Il rapporto dice che ci sono almeno 35 aziende private che sviluppano reattori a fusione nel mondo, la maggior parte delle quali sono concentrate negli Stati Uniti e in Europa. Delle 35 aziende, 12 hanno dichiarato di essere in una fase iniziale di sviluppo o di lavorare "in segreto" e quindi di non aver partecipato al sondaggio. Delle restanti 23 società, 12 hanno affermato di aver iniziato ad operare solo negli ultimi cinque anni.

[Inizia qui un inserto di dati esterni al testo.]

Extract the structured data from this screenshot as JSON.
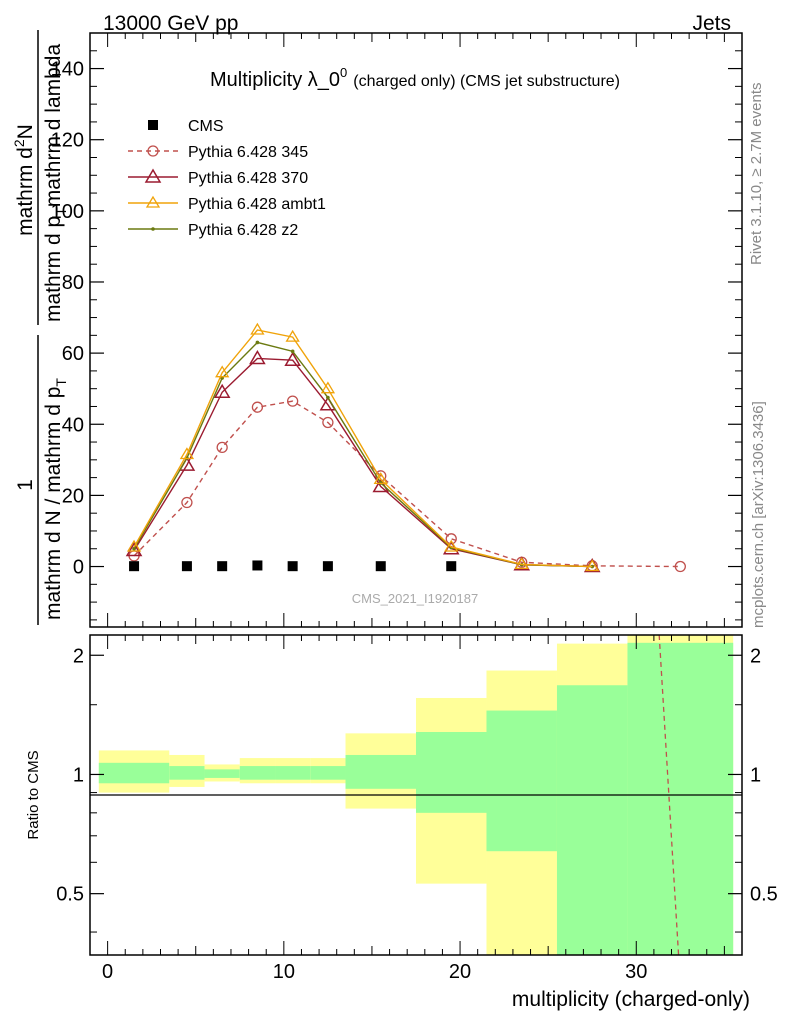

Si noti che il più grande progetto nel campo della fusione termonucleare controllata - l'ITER internazionale in Francia - inizierà a funzionare nella seconda metà degli anni '20. Non è finalizzato alla generazione di elettricità per scopi commerciali e dovrebbe solo dimostrare la capacità di generare più energia di quanta ne consuma per avviare e mantenere la fusione. Nonostante il ritmo lento della grande scienza, due terzi delle aziende nel rapporto hanno affermato di aspettarsi che le operazioni commerciali delle prime centrali elettriche a fusione private inizieranno abbastanza rapidamente, immediatamente o poco dopo il 2030.
Secondo gli autori del rapporto, "l'industria termonucleare privata si sta muovendo rapidamente verso la generazione commerciale e per lo più oltre i titoli dei giornali". Allo stesso tempo, la furtività sta danneggiando il passaggio alla fusione commerciale, sottolinea la fonte. Lo Stato deve avviare una partnership con il settore privato nel campo della fusione termonucleare controllata. Questo è l'unico modo per raggiungere l'obiettivo di un futuro senza emissioni di carbonio. Per arrivare a una decarbonizzazione totale dell'industria e dell'economia, la fusione termonucleare deve essere dominata negli anni '30, e non negli anni '40 o '50. Il 20% delle aziende citate nel report è propenso per gli ultimi due periodi, ma la maggior parte è certa che gli anni '30 saranno un punto di svolta per il settore.